THE ARC DE TRIOMPH & CHAMPS ELYSEES
Our last touristy stop for the day. A short metro ride brings us near the Arc. It's big, really big. We were feeling a little worn out. It is possible to climb in the actual arc (more stairs), but we weren't feeling it (well I wasn't). We crossed the incredibly busy traffic circle by the underground passage (stairs down and then stairs back up) and strolled around the arc for a few photo ops. It's cool, and big...really big but I think I was just feeling a little worn out from the day's activities so just wasn't feeling it. Perhaps it is tied closely to the French heart, it touches on many battles both won and suffered by the French...but maybe they just think it's a busy traffic intersection that they try to avoid, I'm not sure.

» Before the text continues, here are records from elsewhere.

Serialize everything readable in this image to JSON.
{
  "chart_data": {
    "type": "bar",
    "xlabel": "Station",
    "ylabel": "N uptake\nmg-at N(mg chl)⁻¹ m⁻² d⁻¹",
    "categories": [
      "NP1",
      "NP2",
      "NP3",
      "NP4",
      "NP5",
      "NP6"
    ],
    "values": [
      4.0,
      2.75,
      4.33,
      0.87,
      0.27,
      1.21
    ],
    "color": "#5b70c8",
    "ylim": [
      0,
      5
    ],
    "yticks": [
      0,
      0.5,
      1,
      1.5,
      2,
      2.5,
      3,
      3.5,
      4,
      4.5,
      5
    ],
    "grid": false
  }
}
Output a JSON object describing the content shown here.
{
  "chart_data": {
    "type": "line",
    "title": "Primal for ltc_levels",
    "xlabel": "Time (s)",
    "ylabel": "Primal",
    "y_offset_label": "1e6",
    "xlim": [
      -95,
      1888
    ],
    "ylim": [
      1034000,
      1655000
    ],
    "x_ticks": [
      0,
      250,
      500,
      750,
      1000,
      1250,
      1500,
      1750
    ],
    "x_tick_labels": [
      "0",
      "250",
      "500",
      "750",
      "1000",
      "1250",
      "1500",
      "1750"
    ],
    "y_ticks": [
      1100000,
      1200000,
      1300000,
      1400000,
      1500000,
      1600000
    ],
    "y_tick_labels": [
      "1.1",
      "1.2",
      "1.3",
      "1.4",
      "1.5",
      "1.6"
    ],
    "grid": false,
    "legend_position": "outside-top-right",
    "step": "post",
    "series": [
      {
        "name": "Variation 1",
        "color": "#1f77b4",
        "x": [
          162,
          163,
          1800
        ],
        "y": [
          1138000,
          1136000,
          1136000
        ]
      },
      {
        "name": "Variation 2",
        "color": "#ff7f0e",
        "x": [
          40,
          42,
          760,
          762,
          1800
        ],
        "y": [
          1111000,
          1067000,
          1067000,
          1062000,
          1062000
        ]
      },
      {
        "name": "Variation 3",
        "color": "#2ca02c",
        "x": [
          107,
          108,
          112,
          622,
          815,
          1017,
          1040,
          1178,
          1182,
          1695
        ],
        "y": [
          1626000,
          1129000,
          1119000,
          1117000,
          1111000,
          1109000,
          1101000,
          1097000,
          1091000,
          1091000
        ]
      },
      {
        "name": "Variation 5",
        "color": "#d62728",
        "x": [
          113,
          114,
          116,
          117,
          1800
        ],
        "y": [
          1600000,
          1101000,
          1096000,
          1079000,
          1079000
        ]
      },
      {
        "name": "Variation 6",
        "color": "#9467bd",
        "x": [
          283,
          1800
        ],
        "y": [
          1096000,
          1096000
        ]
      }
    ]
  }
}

A stroll down the Champs Elysees. The highpoint was a relaxing and delecious cup of coffee in the George V cafe as Peter and myself were not very interested in the numerous insanely expensive stores. It seems mandatory to stroll this boulevard however, so check that off our tourist list, otherwise, unless you wish to spend thousands of dollars in a foreign country, I wouldn't list this as a "must-do" when in Paris.
CHEZ ROBERT & LOUISE
Dinner at the very homey country restaraunt was great. I got this recommendation from Anthony Bourdain's show on the Travel channel 'No Reservations'. It is small, be prepared to be seated with other people at the same table, although I read this is fairly common in France. As a side note, the French have a comfort level with being close to one another. Not that they want starngers next to them, it's just the way it is and is not viewed as odd. There were two men stitting at a four top table when we sat down. They said nothing to us. After they left four others were seated at the table. They were two couples who were really nice and we ended up chatting with them for a bit. The food is very homey and delicious, although I think Peter found the steak to fatty. This is the kind of place you would probably never enter if you passed it on the street, it was filled with locals and just has a really authentic feel to it. Check out you tube for Anthony's video...we sat at the very table Mr. Bourdain sat at and had the same cut of steak he ordered:
http://www.youtube.com/watch?v=Pf3TVNAfV7g&feature=related. Our table neighbors were freindly and suggested several places for us to eat for the rest of the week.
With bellies full and legs burning from the numerous steps we headed back to our hotel.